Anke Ritter

Diese Nacht war anders

Ich ging schnell die Straße hinunter, schlug den Kragen hoch und versuchte mich in meinem Mantel zu verstecken. Was war bloß passiert? Der Nieselregen fing an mich zu durchnässen. Ich tapste in mehrere Pfützen, meine Füße waren eiskalt und ich zitterte. Ob ich vor Kälte zitterte oder ob das zittern noch die Nachwirkung dieser grässlichen Zigarette war die ich mit den anderen geraucht habe – ich wusste es nicht.

Warum musste ich unbedingt zu dieser Party gehen? Warum musste ich unbedingt dazugehören? Dora und ihre Freunde aus der neuen Gesellschaft waren mir doch eh zu hochnäsig, zu materiell und zu gefühllos. Ich schimpfte mit mir selbst, nannte mich einen dusseligen Backfisch, der mit 30 Jahren noch von privatem Glück, von Ehemann und Kindern träumt. Der Krieg hatte viele junge Männer getötet, für mich war keiner mehr übrig und schließlich war ich auch nur ein uneheliches Kind, dessen Vater sich mit dem Ersparten meiner Mutter aus dem Staub gemacht hat.

Es war noch ein ganzes Stück bis nach Hause. Die Altstadt mit ihren Partykellern hatte ich fast hinter mir, von einer Seite hörte ich Bill Haley, der seinen Aligator später sehen wollte und aus einer Dachkammer säuselte mir die Valente ins Ohr, dass ganz Paris von der Liebe träumt. Ich war übermüdet und wütend. Noch kurz an der Leine entlang, hinterm alten Rathaus vorbei und dann war ich zuhause.

Ich träumte auch gerade von der Liebe, als ich Schritte hinter mir hörte. Mein Magen zog sich zusammen. Die Gänsehaut die ich hatte war jetzt Angst. So oft bin ich schon nachts aus der Altstadt nach Hause gegangen, aber diese Nacht war anders, seltsam, unwirklich, ich hatte Angst. Mit eingezogenem Kopf schaute ich rechts und links, ob irgendwo Menschen waren, nichts, ich beschleunigte meinen Schritt. Die Häuserwände warfen das klacken meiner Schuhe als Echo zurück. Was war mein Schritt? Gab es noch einen anderen? Ich lauschte angespannt, meine Muskeln verkrampften sich, mein Herz schlug bis zum Hals – da fasste jemand an meine Schulter. Ich schrie auf, drehte mich, und stolperte.

„Aber Gerda“ hörte ich „was ist denn los?. Hast Du mich nicht rufen gehört?“
„Horst!“ ich rappelte mich auf, konnte kaum sprechen „Horst . . . mach das nie wieder. Du hast mich zu Tode erschreckt, was soll das, warum tust Du das, wo kommst Du überhaupt her?“ Ich klopfte den Dreck von meinem Mantel, um meinen Händen was zu tun zu geben, am liebsten hätte ich ihm eine Ohrfeige verpasst.

Er grinste mich spitzbübisch an. „Nun stell Dich nicht so an“, sagte er und zwinkerte mir zu, „ich begleite Dich nach Hause“.
„Wenn´s sein muß“ blaffte ich ihn an, aber insgeheim war ich ganz froh, dass er mitkam. Ich mochte ihn, er war heute in der Clique aufgetaucht und keiner wusste so genau, wo er herkam. Und eine freche Begleitung ist besser als gar keine. Also drehte ich mich um, grinste ihn schief an und nickte.

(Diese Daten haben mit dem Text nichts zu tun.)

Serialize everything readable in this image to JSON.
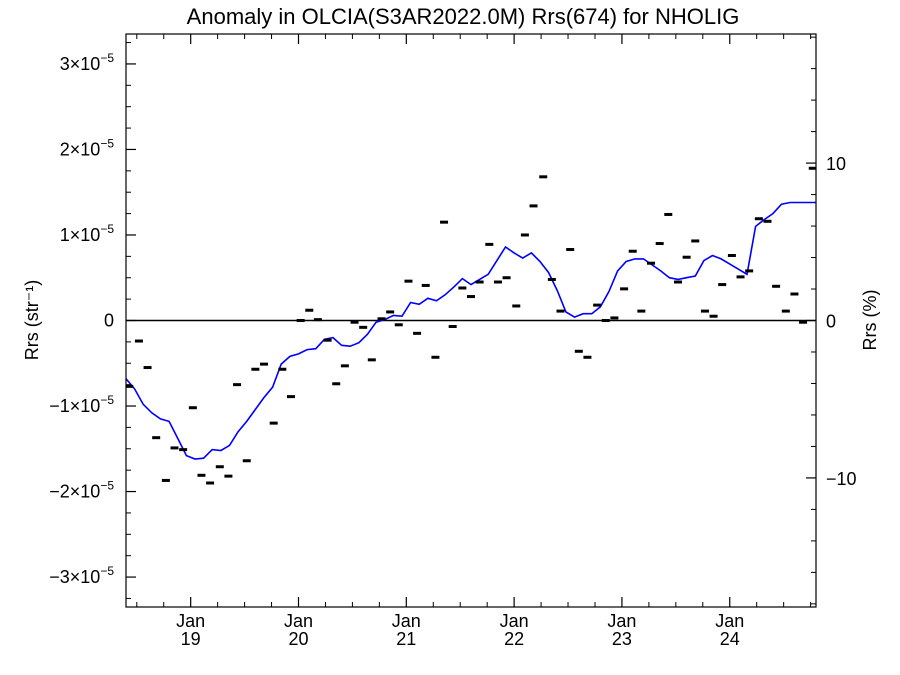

Wir gingen schnell weiter, unterhielten uns noch über die Party und plötzlich als wir hinterm neuen Rathaus waren, blieb Horst abrupt stehen.
„Hee“, ich drehte mich um und schaute ihn an „bleib nicht stehen, ich möchte nach Hause“. Er schaute mich an ohne ein Wort zu sagen und hob den Kopf kurz an, um auf etwas hinter mir zu deuten.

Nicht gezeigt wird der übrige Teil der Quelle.